那个老奴又一次死里逃生,慌忙闪出了笼子,显示出与衰老相不一样的矫捷。他迅速走过少年幸的面前,突然停了下来,看了看幸,露出诡秘的笑容说:“我认得你。你是雷震子,也是姬幸,你不属于这里……我们还会再相遇的!”
这个老奴隶诡秘的笑容,令少年幸有点不寒而栗。他对这个老奴只有极其模糊的印象,可他一旦笑起来,那所有的往事都浮现在眼前。
那老奴走下祭坛,往“地”门处去。一个士兵张开弓,要在背后放冷箭,被周公的二子姬陈给拦住了:“父亲说放了,就放了。一介老奴,不必计较!”
就在老奴要走出祭坛之时,他回身说了句话:“周公,扬言要杀你之人,你可以问那女巫师,你一问便知道!”说完,他一溜烟,转入到石阵之后,逃走了。

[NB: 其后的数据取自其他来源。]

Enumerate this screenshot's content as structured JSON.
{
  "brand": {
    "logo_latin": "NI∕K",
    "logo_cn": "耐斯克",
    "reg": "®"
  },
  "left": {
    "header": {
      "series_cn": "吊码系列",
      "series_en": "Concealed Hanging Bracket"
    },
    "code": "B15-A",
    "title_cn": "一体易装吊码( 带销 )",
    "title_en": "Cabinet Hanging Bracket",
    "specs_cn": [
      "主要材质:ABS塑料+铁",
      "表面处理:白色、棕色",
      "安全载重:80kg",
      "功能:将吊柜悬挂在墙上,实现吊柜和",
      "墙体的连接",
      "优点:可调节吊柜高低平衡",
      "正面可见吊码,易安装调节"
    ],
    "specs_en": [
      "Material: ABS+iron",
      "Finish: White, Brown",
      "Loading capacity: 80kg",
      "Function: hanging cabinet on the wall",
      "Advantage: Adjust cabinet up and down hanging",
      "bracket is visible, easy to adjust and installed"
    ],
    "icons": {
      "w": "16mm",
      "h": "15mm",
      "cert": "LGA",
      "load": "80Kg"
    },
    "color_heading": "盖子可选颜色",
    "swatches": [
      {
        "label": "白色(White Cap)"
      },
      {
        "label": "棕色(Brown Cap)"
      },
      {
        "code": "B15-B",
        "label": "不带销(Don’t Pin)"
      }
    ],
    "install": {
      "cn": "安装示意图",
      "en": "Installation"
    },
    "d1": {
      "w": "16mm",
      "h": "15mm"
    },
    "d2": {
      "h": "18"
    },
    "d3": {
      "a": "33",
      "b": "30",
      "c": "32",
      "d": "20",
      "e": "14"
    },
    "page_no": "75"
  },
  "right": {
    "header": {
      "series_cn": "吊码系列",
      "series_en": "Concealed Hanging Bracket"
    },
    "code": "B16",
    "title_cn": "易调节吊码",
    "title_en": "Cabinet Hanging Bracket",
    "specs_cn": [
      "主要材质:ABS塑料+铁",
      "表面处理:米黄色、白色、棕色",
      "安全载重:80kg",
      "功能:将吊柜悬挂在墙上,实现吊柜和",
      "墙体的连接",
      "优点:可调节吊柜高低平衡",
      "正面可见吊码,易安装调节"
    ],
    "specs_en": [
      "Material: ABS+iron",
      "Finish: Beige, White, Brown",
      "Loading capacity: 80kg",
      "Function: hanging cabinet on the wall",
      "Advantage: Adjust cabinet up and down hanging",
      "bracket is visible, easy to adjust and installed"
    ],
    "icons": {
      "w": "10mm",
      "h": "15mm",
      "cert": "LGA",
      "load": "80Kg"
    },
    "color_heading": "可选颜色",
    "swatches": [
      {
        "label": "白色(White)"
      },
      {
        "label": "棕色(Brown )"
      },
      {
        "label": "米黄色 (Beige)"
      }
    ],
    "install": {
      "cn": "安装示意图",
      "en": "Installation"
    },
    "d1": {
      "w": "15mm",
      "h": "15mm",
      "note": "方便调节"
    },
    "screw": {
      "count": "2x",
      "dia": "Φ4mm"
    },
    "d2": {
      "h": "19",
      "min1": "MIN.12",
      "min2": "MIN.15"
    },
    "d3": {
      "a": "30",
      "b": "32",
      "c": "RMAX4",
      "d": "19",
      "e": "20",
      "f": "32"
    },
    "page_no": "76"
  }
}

周公点了点头,一剑斩断了女巫师和崇侯虎之间的锁链,说:“大巫师,听见他的话了吗?如果我杀了他,一切都是谜,只有放了他,才能让无妄归于明夷。你们知道的真相看来的确比我多。还是有人在追杀我,而我却不知道那个人是谁?”
崇侯虎怒吼:“姬旦,姬旦,我要杀了你,杀了你!为姬鲜报仇!”
太史姬逸哈哈大笑说:“周公啊周公,事到如今,你还不能明白事实的真相么?你才是那个杀人的人,你才那个需要被诛杀的弑兄者!”
大巫师说:“周公的确归于忘川了,他只能记住那些他愿意记住的,而他不敢去记住的,我们必须要告诉你了!”
周公听了,大为狐疑,说:“我当初去,是为了救文王义子、如今的兰芳公姬幸!”
“不!”大巫师说,“周公,你当初出生入死,是为了救你的三哥,后来的管叔姬鲜!那是你朝歌之行的本意!四王子,无妄并未消却,明夷并未归位!”
“轰隆!”——一声雷响从高高的云端传下,震荡在子午谷城之中。